Una noche, Mena se encontró soñando que estaba en una sala llena de voces, algunas gritaban, otras ponían paz, las otras reían...todas diferentes y ella en el centro de todo aquel bullicio. De repente, las voces empezaron a cobrar forma, pero eran unas formas abstractas, como nebulosas, nada definido. Una de ellas tomó la voz cantante diciendo: -A ver compañeros sueños, un poco de silencio...- carraspeó, y empezó su discurso dirigiéndose a Mena: -Señorita Mena, soy el representante del Sindicato de Sueños Asociados del Mundo Paralelo, SSAMP, y nos dirigimos a usted porque últimamente estamos indignados y extrañados con su comportamiento. No damos crédito a que una pequeña niña pueda llegar a controlarnos de tal manera que hayamos perdido el poder sobre las noches infantiles. Le rogamos muy pacíficamente que nos explique por qué hace esas cosas, o si no...- Mena tenía tal cara de miedo que casi se pone a llorar...sentía que se hacía cada vez más pequeña y aquella nebulosa cada vez más grande y densa delante suyo. Tal sería la cara de Mena que los sueños más tiernos se compadecieron de ella reprochando al Sr. Sueño que se estaba pasando de duro con la niña. Entre sollozos y con voz temblorosa, Mena presentó sus alegaciones: -Cuando me duermo me siento tan sola que necesito ser feliz por las noches, en medio de tanta oscuridad. Comencé a pensar en cosas bonitas y cuando me dormía, los sueños feos desaparecían por si solos. Ahí empecé a escoger lo que quería soñar y al final se transformó en un juego. Actualmente puedo ayudar a mis amigos que sufren mientras duermen, así son felices y se despiertan alegres.- Se oyó un ¡oooooooh! general, e incluso de algunas nebulosas caían gotitas de agua....¿serían lágrimas?.

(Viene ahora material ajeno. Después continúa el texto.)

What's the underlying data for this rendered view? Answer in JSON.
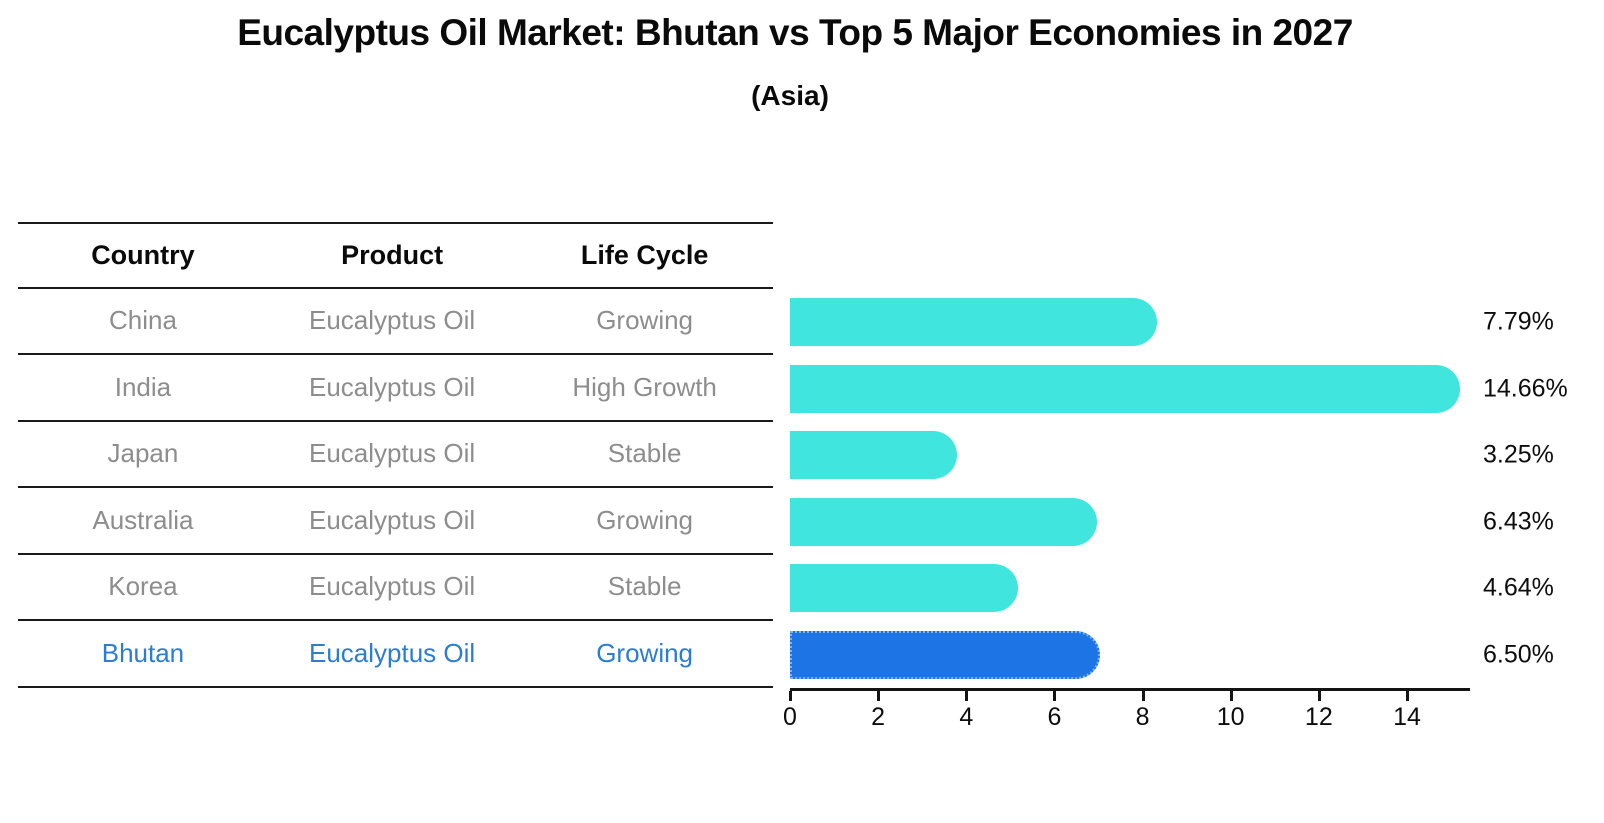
{
  "title": "Eucalyptus Oil Market: Bhutan vs Top 5 Major Economies in 2027",
  "subtitle": "(Asia)",
  "table": {
    "headers": [
      "Country",
      "Product",
      "Life Cycle"
    ],
    "rows": [
      {
        "country": "China",
        "product": "Eucalyptus Oil",
        "life_cycle": "Growing",
        "highlight": false
      },
      {
        "country": "India",
        "product": "Eucalyptus Oil",
        "life_cycle": "High Growth",
        "highlight": false
      },
      {
        "country": "Japan",
        "product": "Eucalyptus Oil",
        "life_cycle": "Stable",
        "highlight": false
      },
      {
        "country": "Australia",
        "product": "Eucalyptus Oil",
        "life_cycle": "Growing",
        "highlight": false
      },
      {
        "country": "Korea",
        "product": "Eucalyptus Oil",
        "life_cycle": "Stable",
        "highlight": false
      },
      {
        "country": "Bhutan",
        "product": "Eucalyptus Oil",
        "life_cycle": "Growing",
        "highlight": true
      }
    ]
  },
  "chart_data": {
    "type": "bar",
    "orientation": "horizontal",
    "title": "Eucalyptus Oil Market: Bhutan vs Top 5 Major Economies in 2027",
    "subtitle": "(Asia)",
    "categories": [
      "China",
      "India",
      "Japan",
      "Australia",
      "Korea",
      "Bhutan"
    ],
    "values": [
      7.79,
      14.66,
      3.25,
      6.43,
      4.64,
      6.5
    ],
    "value_labels": [
      "7.79%",
      "14.66%",
      "3.25%",
      "6.43%",
      "4.64%",
      "6.50%"
    ],
    "xlabel": "",
    "ylabel": "",
    "xlim": [
      0,
      15.43
    ],
    "xticks": [
      0,
      2,
      4,
      6,
      8,
      10,
      12,
      14
    ],
    "grid": false,
    "legend": "none",
    "bar_color": "#40e5de",
    "highlight_bar_color": "#1d74e4",
    "highlight_index": 5,
    "value_label_color": "#0d0d0d",
    "highlight_text_color": "#2b7dd2"
  }
}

Las nebulosas se apartaron de Mena y hablaron entre ellas. Pobre niña no entendía nada. Pero finalmente el Sr. Sueño se dirigió a Mena de nuevo y le habló con voz firme y solemne: -Señorita Mena, hemos decidido que haremos una cosa a partir de ahora: cuando te duermas te preguntaremos cómo te sientes y en función de tu respuesta aparecerá un sueño u otro, pero lo escogeremos nosotros. Y no te preocupes por nada que de noche no sufrirás nunca más, te divertirás seguro.- Mena saltó de contenta, se abrazó a sí misma porque a las nebulosas no se las puede abrazar y en ese momento...despertó. Abrió los ojos como platos y se puso a reir y a saltar en la cama. Hasta que llegó su mami, la calmó de nuevo y la abrigó con la manta dándole un dulce beso en la frente.

Mena nunca volvió a sentirse sóla. Durante el día estaba rodeada por sus papis y sus amigos, y por la noche tenía a los sueños que la protegían y acompañaban. Y cuando se sentía aventurera llegaban sueños un tanto terroríficos con los cuales jugaba a adivinanzas y acertijos.

Piensa que nunca estás solita o solito. Siempre te acompaña la gente que te quiere y si no, tu espíritu está contigo...¿dónde está? en tu interior, no lo busques, no lo verás, sólo siéntelo.